Outra medida recomendável é evitar confrontos ou atitudes impulsivas. Em vez disso, o médico deve buscar orientação de assessoria jurídica, que poderá indicar medidas preventivas, como a adoção de termos de confidencialidade (NDAs), ou medidas legais caso a gravação seja divulgada de forma indevida. Como reforça Fernandes (2000), a prudência e o registro documental são pilares fundamentais para a segurança jurídica do profissional da saúde, especialmente diante de potenciais conflitos.

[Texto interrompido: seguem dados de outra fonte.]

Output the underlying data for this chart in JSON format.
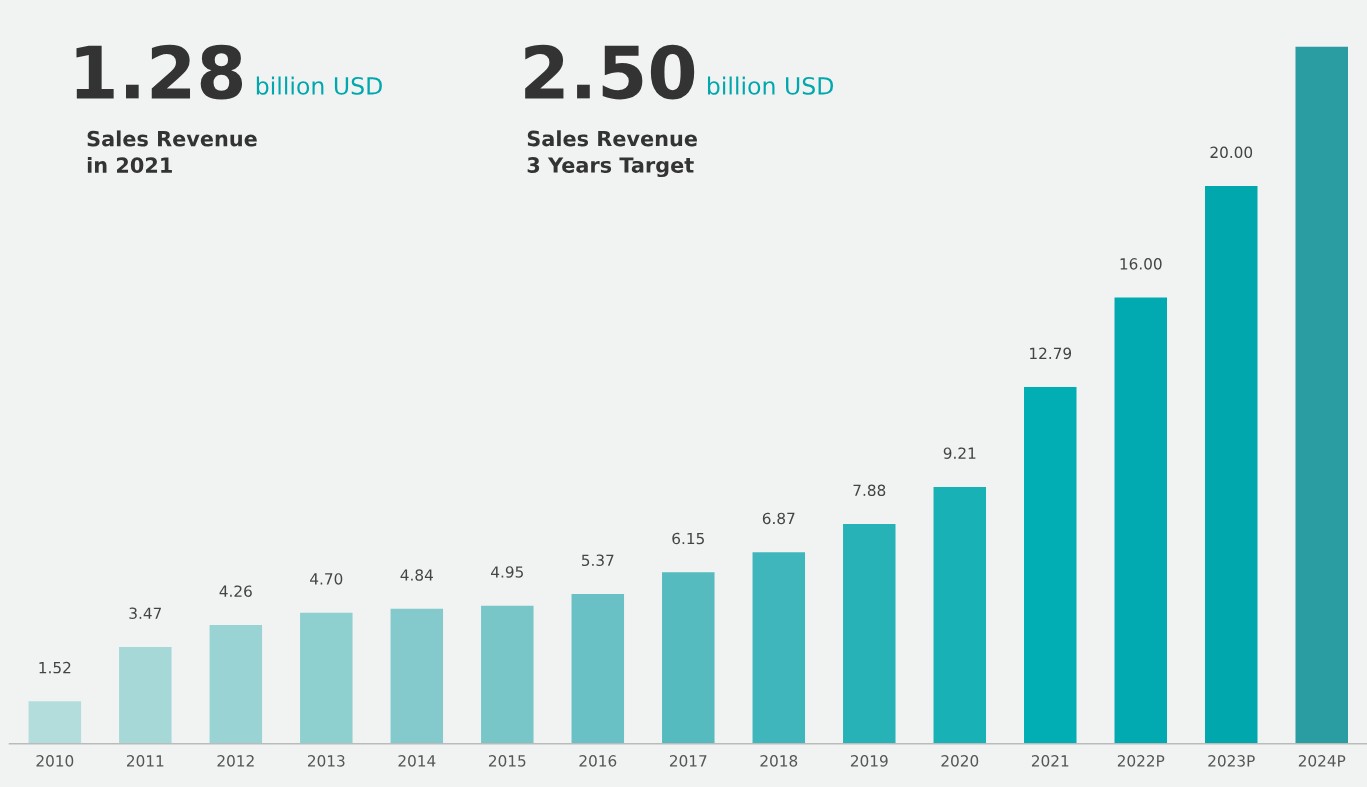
{
  "chart_data": {
    "type": "bar",
    "categories": [
      "2010",
      "2011",
      "2012",
      "2013",
      "2014",
      "2015",
      "2016",
      "2017",
      "2018",
      "2019",
      "2020",
      "2021",
      "2022P",
      "2023P",
      "2024P"
    ],
    "values": [
      1.52,
      3.47,
      4.26,
      4.7,
      4.84,
      4.95,
      5.37,
      6.15,
      6.87,
      7.88,
      9.21,
      12.79,
      16.0,
      20.0,
      25.0
    ],
    "colors": [
      "#b3dddc",
      "#a6d8d8",
      "#99d3d4",
      "#8ecfd0",
      "#84cacc",
      "#79c6c9",
      "#69c1c5",
      "#55bbbf",
      "#3fb6bb",
      "#26b2b7",
      "#18b1b6",
      "#00aeb3",
      "#00aab0",
      "#00a8ad",
      "#2a9da2"
    ],
    "value_labels": [
      "1.52",
      "3.47",
      "4.26",
      "4.70",
      "4.84",
      "4.95",
      "5.37",
      "6.15",
      "6.87",
      "7.88",
      "9.21",
      "12.79",
      "16.00",
      "20.00",
      null
    ],
    "tick_labels": "x",
    "grid": false,
    "annotations": [
      "1.28",
      "billion USD",
      "Sales Revenue\nin 2021",
      "2.50",
      "billion USD",
      "Sales Revenue\n3 Years Target"
    ]
  }
}
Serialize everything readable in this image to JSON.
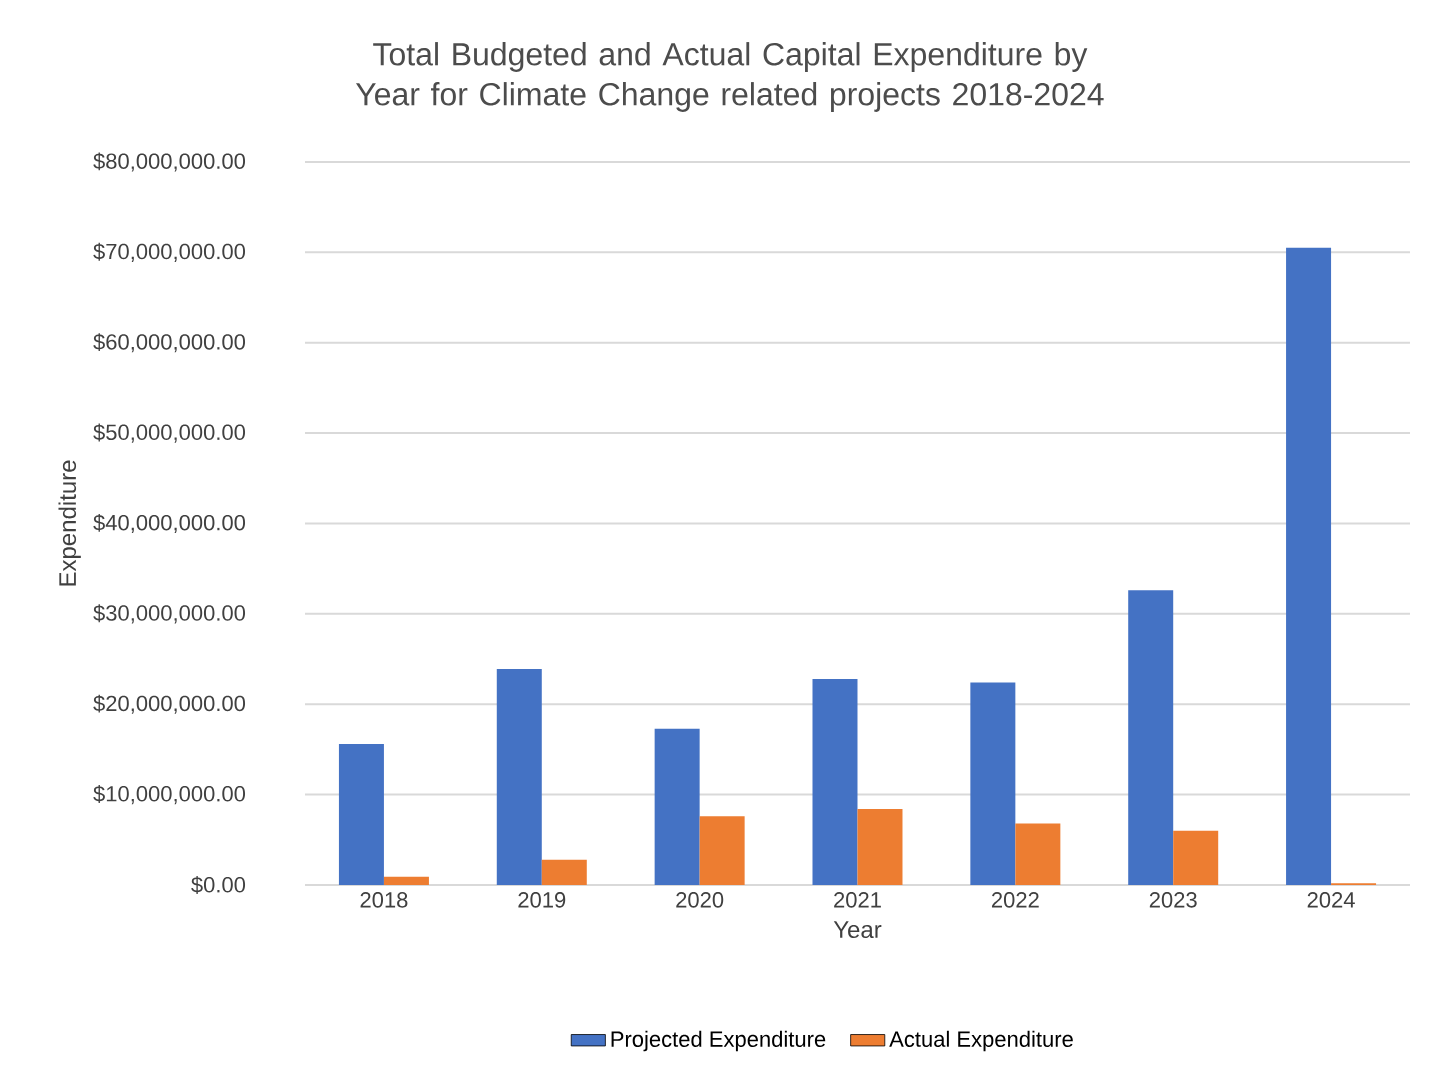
{
  "chart_data": {
    "type": "bar",
    "title": "Total Budgeted and Actual Capital Expenditure by Year for Climate Change related projects 2018-2024",
    "xlabel": "Year",
    "ylabel": "Expenditure",
    "categories": [
      "2018",
      "2019",
      "2020",
      "2021",
      "2022",
      "2023",
      "2024"
    ],
    "series": [
      {
        "name": "Projected Expenditure",
        "color": "#4472c4",
        "values": [
          15600000,
          23900000,
          17300000,
          22800000,
          22400000,
          32600000,
          70500000
        ]
      },
      {
        "name": "Actual Expenditure",
        "color": "#ed7d31",
        "values": [
          900000,
          2800000,
          7600000,
          8400000,
          6800000,
          6000000,
          200000
        ]
      }
    ],
    "ylim": [
      0,
      80000000
    ],
    "yticks": [
      {
        "value": 0,
        "label": "$0.00"
      },
      {
        "value": 10000000,
        "label": "$10,000,000.00"
      },
      {
        "value": 20000000,
        "label": "$20,000,000.00"
      },
      {
        "value": 30000000,
        "label": "$30,000,000.00"
      },
      {
        "value": 40000000,
        "label": "$40,000,000.00"
      },
      {
        "value": 50000000,
        "label": "$50,000,000.00"
      },
      {
        "value": 60000000,
        "label": "$60,000,000.00"
      },
      {
        "value": 70000000,
        "label": "$70,000,000.00"
      },
      {
        "value": 80000000,
        "label": "$80,000,000.00"
      }
    ],
    "grid": "y",
    "legend": "bottom"
  }
}
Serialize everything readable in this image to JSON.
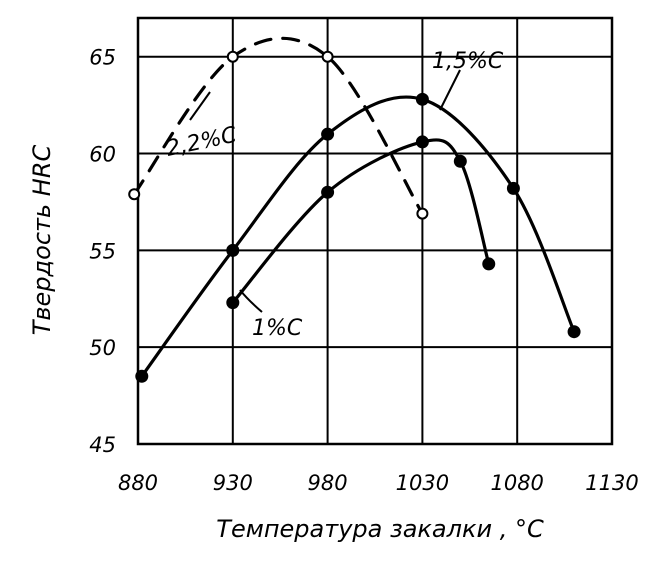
{
  "chart_data": {
    "type": "line",
    "xlabel": "Температура закалки , °C",
    "ylabel": "Твердость HRC",
    "xlim": [
      880,
      1130
    ],
    "ylim": [
      45,
      67
    ],
    "x_ticks": [
      "880",
      "930",
      "980",
      "1030",
      "1080",
      "1130"
    ],
    "y_ticks": [
      "45",
      "50",
      "55",
      "60",
      "65"
    ],
    "grid": true,
    "series": [
      {
        "name": "1,5%C",
        "style": "solid",
        "marker": "filled-circle",
        "points": [
          [
            882,
            48.5
          ],
          [
            930,
            55
          ],
          [
            980,
            61
          ],
          [
            1030,
            62.8
          ],
          [
            1078,
            58.2
          ],
          [
            1110,
            50.8
          ]
        ]
      },
      {
        "name": "1%C",
        "style": "solid",
        "marker": "filled-circle",
        "points": [
          [
            930,
            52.3
          ],
          [
            980,
            58
          ],
          [
            1030,
            60.6
          ],
          [
            1050,
            59.6
          ],
          [
            1065,
            54.3
          ]
        ]
      },
      {
        "name": "2,2%C",
        "style": "dashed",
        "marker": "open-circle",
        "points": [
          [
            878,
            57.9
          ],
          [
            930,
            65
          ],
          [
            980,
            65
          ],
          [
            1030,
            56.9
          ]
        ]
      }
    ]
  }
}
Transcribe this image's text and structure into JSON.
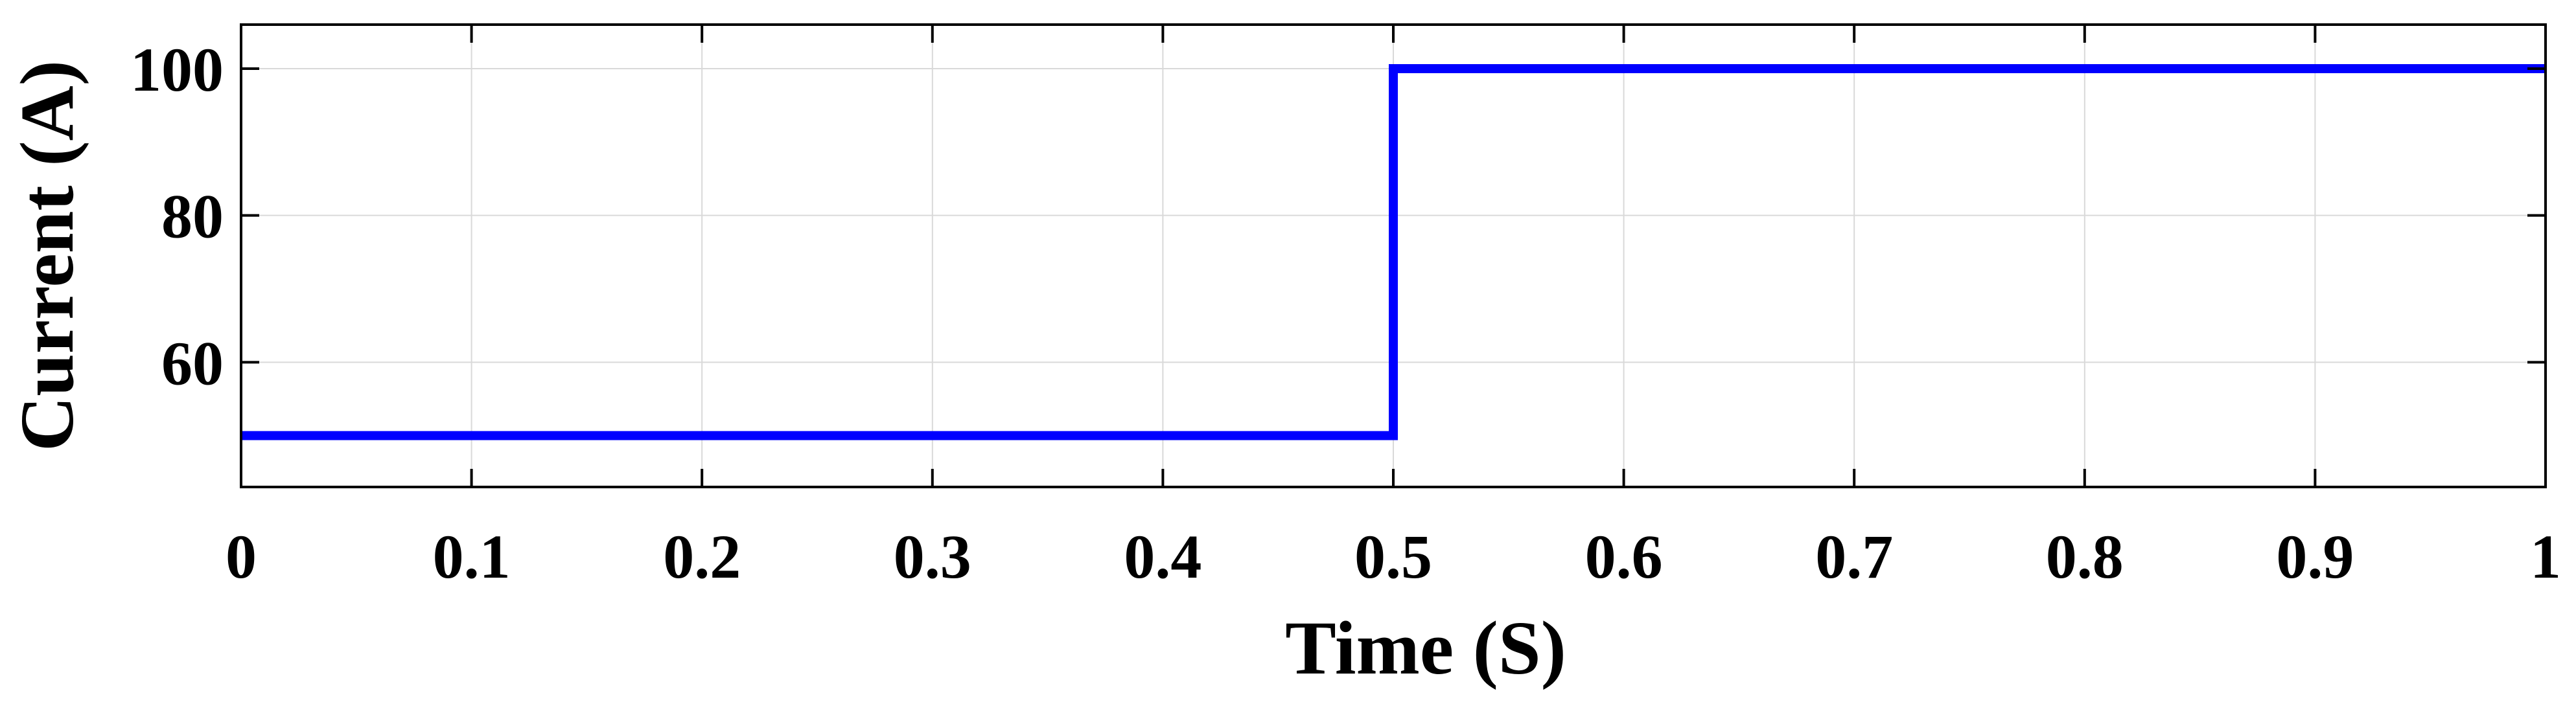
{
  "chart_data": {
    "type": "line",
    "title": "",
    "xlabel": "Time (S)",
    "ylabel": "Current (A)",
    "xlim": [
      0,
      1
    ],
    "ylim": [
      43,
      106
    ],
    "grid": true,
    "x_ticks": [
      0,
      0.1,
      0.2,
      0.3,
      0.4,
      0.5,
      0.6,
      0.7,
      0.8,
      0.9,
      1
    ],
    "x_tick_labels": [
      "0",
      "0.1",
      "0.2",
      "0.3",
      "0.4",
      "0.5",
      "0.6",
      "0.7",
      "0.8",
      "0.9",
      "1"
    ],
    "y_ticks": [
      60,
      80,
      100
    ],
    "y_tick_labels": [
      "60",
      "80",
      "100"
    ],
    "series": [
      {
        "color": "#0000ff",
        "x": [
          0,
          0.5,
          0.5,
          1
        ],
        "y": [
          50,
          50,
          100,
          100
        ]
      }
    ]
  }
}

Como forma de prevenção, é altamente indicado que o consultório adote uma política clara sobre gravações. Isso pode incluir avisos visuais afixados no ambiente, informando que qualquer gravação deve ser previamente comunicada, além da utilização de termos de consentimento e outros documentos que formalizem as regras da relação médico-paciente.

Mais importante do que a formalidade, no entanto, é a manutenção de um canal de comunicação aberto com os pacientes, acolhendo suas dúvidas e inseguranças de forma empática e profissional.

Em resumo, gravar a consulta médica é um direito do paciente, mas deve ser exercido com responsabilidade e respeito. A divulgação não autorizada desse material é passível de sanções legais, e o médico tem o direito de proteger sua imagem, sua voz e a integridade da relação profissional. Com equilíbrio, bom senso e apoio jurídico, é possível lidar com essas situações de forma ética, segura e construtiva.